A Student’s Guide To Data Analytics

Man focused on laptop, tracking stock market trends and data in a modern workspace.

There are many benefits to learning data analytics. According to IBM, by 2020 the amount of data science positions will grow by 28 percent. With the need for data analytics growing by the day, it doesn’t hurt to do a deeper dive.

Established corporations like Amazon, Google, and Facebook owe much of their success to data analytics. If you want to further explore its widespread effects, read on to learn more about data analytics.

Data Analytics: What Does It Mean?

Data analytics is the act of compiling a large set of information and studying it to find patterns. This process helps companies discover and streamline what products are on shelves or racks and stock the in-demand items on your wishlist. Studying this data is how businesses create consumer profiles and find out what’s trending.

Data analytics can also estimate how long most people spend shopping, whether it’s in-person or online, pinpointing what demographic groups tend to buy more (or less). Amazon’s business strategy relies on this process, constantly collecting, inspecting, and modeling massive amounts of data. But how can you break down what data analytics is? MIT Professor, Dimitris Bertsimas, defines it as:

“Analytics is the science of using data to build models that lead to better decisions that in turn add value to individuals.”

This means that data analytics isn’t solely an organization’s benefit; at its core, it services customers and looks out for their well-being. Now more than ever, gathering all this information has never been easier, with the majority of transactions occurring online.

Diving Into the Specifics

Data analytics is about more than just what you buy. It can also provide insight into age groups, regional popularity, and device usage. More research leads to stronger conclusions and, ultimately, higher success rates. There are three types of analytics that fall under data science, with each category performing specific tasks. Take a look at this helpful breakdown:

Descriptive Analytics

Descriptive analytics is perfect for when you just want to know how a business is performing and has performed in the past. This type of process is perfect for businesses in particular situations. For example, monitoring a new product line that was just released six months ago can be tracked using this methodology.

If an organization doesn’t know where it stands, how can it know if there’s a problem?
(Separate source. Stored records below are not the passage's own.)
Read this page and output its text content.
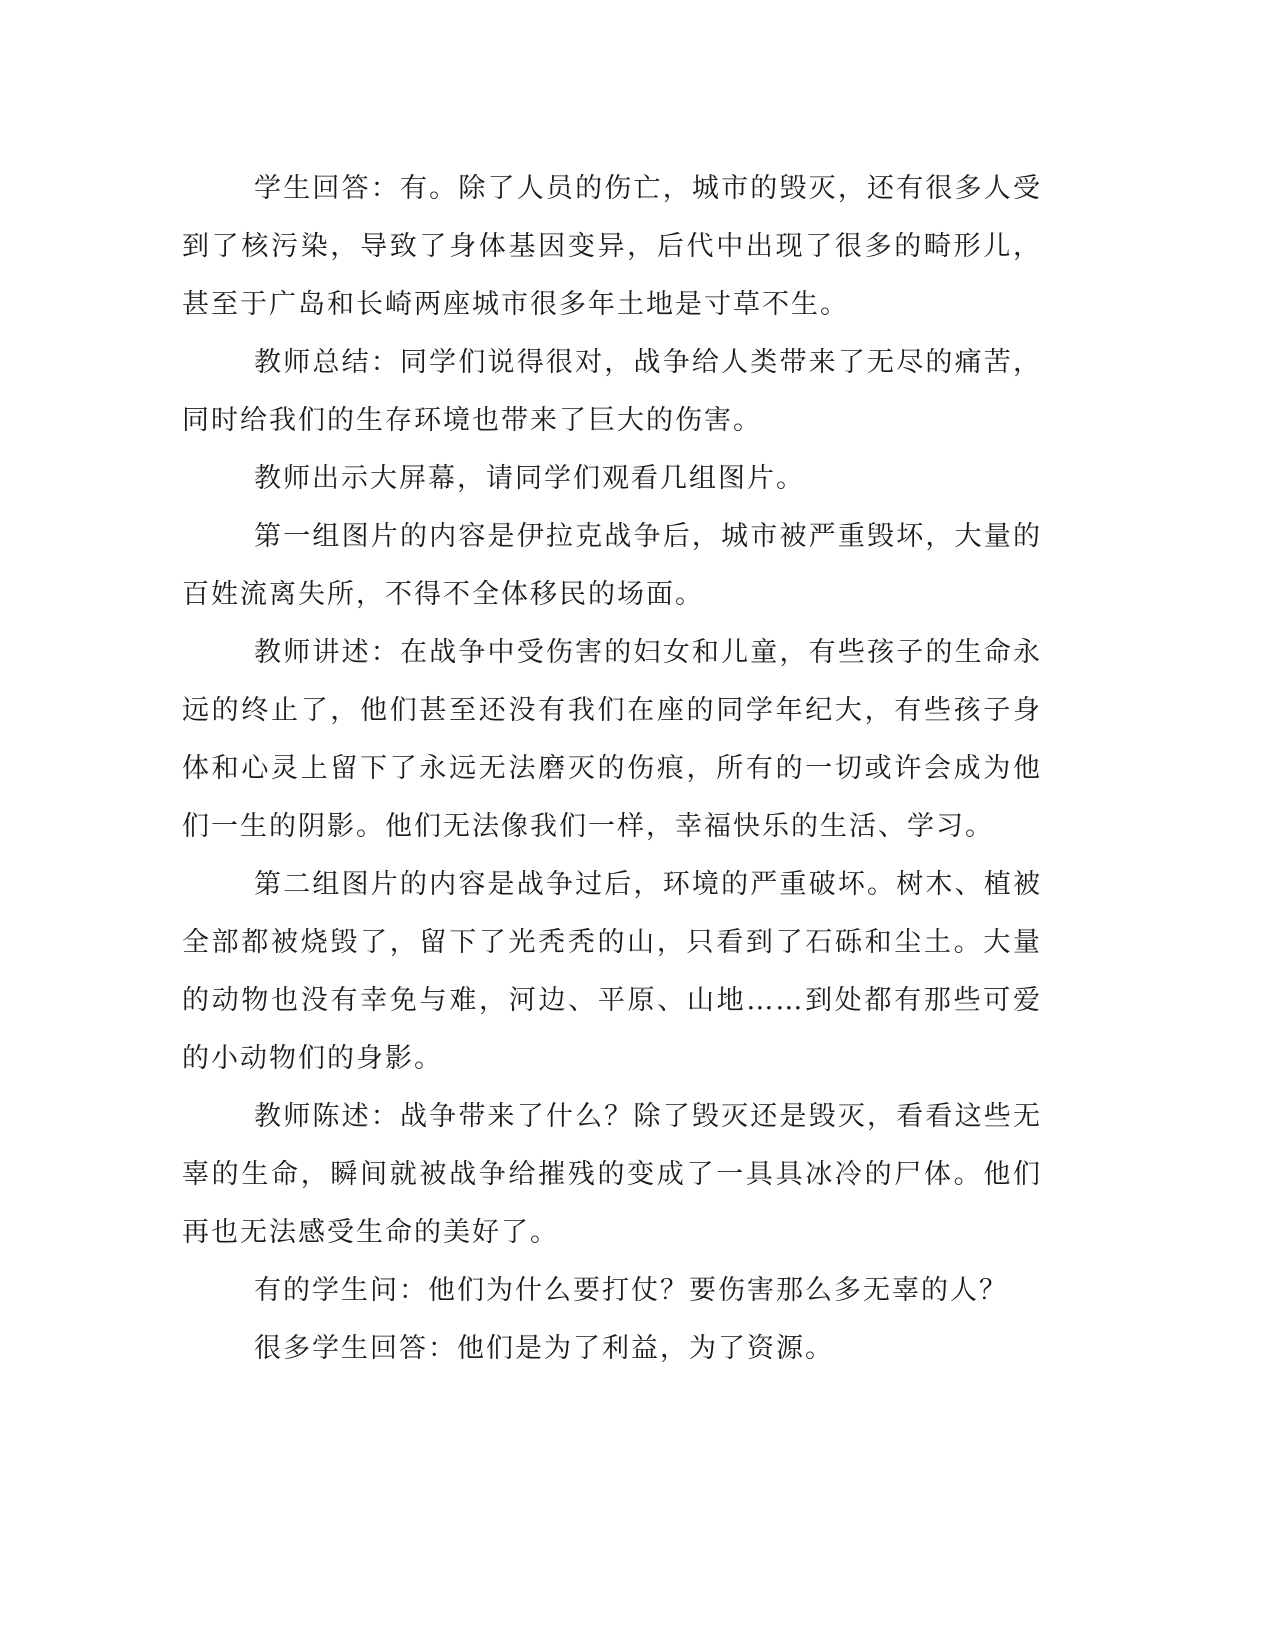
学生回答：有。除了人员的伤亡，城市的毁灭，还有很多人受到了核污染，导致了身体基因变异，后代中出现了很多的畸形儿，甚至于广岛和长崎两座城市很多年土地是寸草不生。

教师总结：同学们说得很对，战争给人类带来了无尽的痛苦，同时给我们的生存环境也带来了巨大的伤害。

教师出示大屏幕，请同学们观看几组图片。

第一组图片的内容是伊拉克战争后，城市被严重毁坏，大量的百姓流离失所，不得不全体移民的场面。

教师讲述：在战争中受伤害的妇女和儿童，有些孩子的生命永远的终止了，他们甚至还没有我们在座的同学年纪大，有些孩子身体和心灵上留下了永远无法磨灭的伤痕，所有的一切或许会成为他们一生的阴影。他们无法像我们一样，幸福快乐的生活、学习。

第二组图片的内容是战争过后，环境的严重破坏。树木、植被全部都被烧毁了，留下了光秃秃的山，只看到了石砾和尘土。大量的动物也没有幸免与难，河边、平原、山地……到处都有那些可爱的小动物们的身影。

教师陈述：战争带来了什么？除了毁灭还是毁灭，看看这些无辜的生命，瞬间就被战争给摧残的变成了一具具冰冷的尸体。他们再也无法感受生命的美好了。

有的学生问：他们为什么要打仗？要伤害那么多无辜的人？

很多学生回答：他们是为了利益，为了资源。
Descriptive analytics will let you know how well it’s performing.

Predictive Analytics

Reflecting on past successes and failures is important. That’s why monitoring trends can help businesses identify when an important shift is about to happen. Analyzing these changes can predict what will shift and allow a business to make smart decisions. Great data analysts are proactive with the data they’re given, as realizing these trends can be critical to an organization.

Prescriptive Analytics

Prescriptive analytics consists of actionable reports, outlining what next steps a company should take. For example, if a certain product finds more success in one location than another, investing in advertising for that particular region may benefit the business more. Big data has the ability to make the future seem less cloudy.

Programming Languages That Can Help Analyze Data

Data analysts need to be knowledgeable in various programming languages to effectively decipher big data. Writing code may seem complicated, but the good news is that there are multiple languages available to help you. These include:

Python

From machine learning to network servers, Python has many different applications. Machine learning analyzes datasets to make new discoveries — even when you don’t specifically program it to. This versatile programming language is used by Google every day. The great thing about Python, though, is its user-friendliness, making it a great choice for beginners.

R

R is useful in machine learning and statistics. While it does possess a larger learning curve than Python, R is possibly the most prevalent programming language in the field. The debate over which of the two is the preferred language doesn’t matter as much if you are only sticking to data analytics.

SQL

If you are looking for a great database management programming language, look no further than Structured Query Language (SQL). SQL will help you with anything from running analytical queries to writing integration scripts. Being knowledgeable in SQL is a necessity when applying to well-known tech companies, like Apple.

Conclusion

No matter what coding language you choose to structure your data collection, data analytics will set the foundation a business needs in order to be successful. No matter how you use your knowledge, trust your skills as a data analyst.